Human Capital Contracts: A Path Forward
By Charles Carter
In 1945, a man named Milton subtly proposed a new form of investment that today seems poised to disrupt the student lending industry. His sentiment was simple: “If individuals sold ‘stock’ in themselves, investors could ‘diversify’ holdings and balance capital appreciation against capital losses.’ Hidden in the footnotes of Income from Independent Professional Practice, Nobel Economist Milton Friedman created the Human Capital Contract.
After Friedman’s proposal, the concept of a human capital contract went dormant for half a century until a website called Myrichuncle.com picked up the idea and ran with it. The practice was revolutionary: lending firms and students were now on the same side, each with a mutual desire for the student to be successful in the workforce. These contracts were renamed Income Share Agreements (ISAs) in which students agree to pay a percentage of their income over a fixed number of years in exchange for tuition payments. While Myrichuncle.com stayed afloat for a few years, their unfortunate position between the fallout of the .com bubble and the era of Big Data gave the firm little opportunity to create meaningful algorithms to best determine who to invest in. By 2004, ISAs had vanished once again.
But firms adapt to changing demand.

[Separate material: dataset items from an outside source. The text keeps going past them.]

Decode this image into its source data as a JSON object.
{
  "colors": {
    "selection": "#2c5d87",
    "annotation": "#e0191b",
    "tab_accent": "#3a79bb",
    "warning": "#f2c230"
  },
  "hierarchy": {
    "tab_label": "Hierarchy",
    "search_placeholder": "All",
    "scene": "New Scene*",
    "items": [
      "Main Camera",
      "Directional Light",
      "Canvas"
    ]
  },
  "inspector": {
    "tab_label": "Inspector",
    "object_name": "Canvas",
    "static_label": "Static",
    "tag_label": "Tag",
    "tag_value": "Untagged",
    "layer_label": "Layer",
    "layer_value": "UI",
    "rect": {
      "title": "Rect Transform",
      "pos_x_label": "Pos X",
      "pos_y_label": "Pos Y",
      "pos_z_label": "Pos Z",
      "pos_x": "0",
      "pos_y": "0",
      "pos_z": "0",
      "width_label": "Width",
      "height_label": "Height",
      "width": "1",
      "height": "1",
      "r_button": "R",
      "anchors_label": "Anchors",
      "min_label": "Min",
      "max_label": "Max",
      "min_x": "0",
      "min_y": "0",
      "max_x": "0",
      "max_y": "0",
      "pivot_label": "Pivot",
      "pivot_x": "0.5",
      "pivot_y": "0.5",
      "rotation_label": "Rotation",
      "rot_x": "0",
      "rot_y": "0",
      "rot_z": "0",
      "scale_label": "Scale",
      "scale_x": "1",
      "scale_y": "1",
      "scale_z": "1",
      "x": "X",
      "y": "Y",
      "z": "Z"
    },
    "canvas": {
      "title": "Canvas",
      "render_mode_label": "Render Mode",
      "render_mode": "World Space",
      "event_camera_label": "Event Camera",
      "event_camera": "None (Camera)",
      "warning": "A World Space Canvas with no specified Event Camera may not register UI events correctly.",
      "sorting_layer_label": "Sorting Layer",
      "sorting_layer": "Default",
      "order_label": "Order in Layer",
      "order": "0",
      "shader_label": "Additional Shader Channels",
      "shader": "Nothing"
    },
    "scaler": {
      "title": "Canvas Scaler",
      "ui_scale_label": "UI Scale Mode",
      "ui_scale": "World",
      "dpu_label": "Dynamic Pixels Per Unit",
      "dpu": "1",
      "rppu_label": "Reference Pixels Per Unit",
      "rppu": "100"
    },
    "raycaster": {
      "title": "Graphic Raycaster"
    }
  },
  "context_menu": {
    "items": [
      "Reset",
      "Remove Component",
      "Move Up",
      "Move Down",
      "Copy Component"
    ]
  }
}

After the 2008 recession, investors and students began to realize that market volatility could be detrimental for individuals drowning in student loans. Since 2009, aggregate student loan debt has more than doubled to a staggering amount of $1.41 trillion dollars.
Determined to give students leverage in an evolving debt landscape, groups like Stride Funding, Blair, and even Purdue University have stepped up as leaders in the ISA industry. Stride CEO Tess Michaels “saw two main problems in the education market: 1) the risks are misaligned, where students pay schools up front and hope outcomes are good, and 2) there aren’t standardized ways to measure outcomes relative to expenses.” Income Share Agreements are inherently not predatory. They are guided by the premise that the better you perform, the better ISA providers fare. Loans are faceless; ISAs could never be. As such, ISAs offer flexibility that loans simply can’t through the fixed income percentage solution. 3% of your income during this current pandemic is likely very different from 3% of your income during the bull market just a few months ago, but both could be your payments for an ISA. If you lose your job, have a kid, or just decide to take some time off, ISAs have your back.
This is not to say that ISAs don’t have their critics. For those with high-paying post-grad jobs, individuals may pay more than they would have for a traditional loan due to their high income. That said, through an in-depth analysis of a student’s current situation, ISA groups are able to lower their payment percentage to accommodate those students.
With wide-scale news coverage, appealing outcomes, and federal attention, ISAs seem here to stay. As noted by James Surowiecki of The New Yorker, “The old way of borrowing was predicated on a world in which the job market was stable and everyone had a steady income. That world of work is changing.” The new way of borrowing may well be predicated upon the belief in human talent, modernized by the ISA.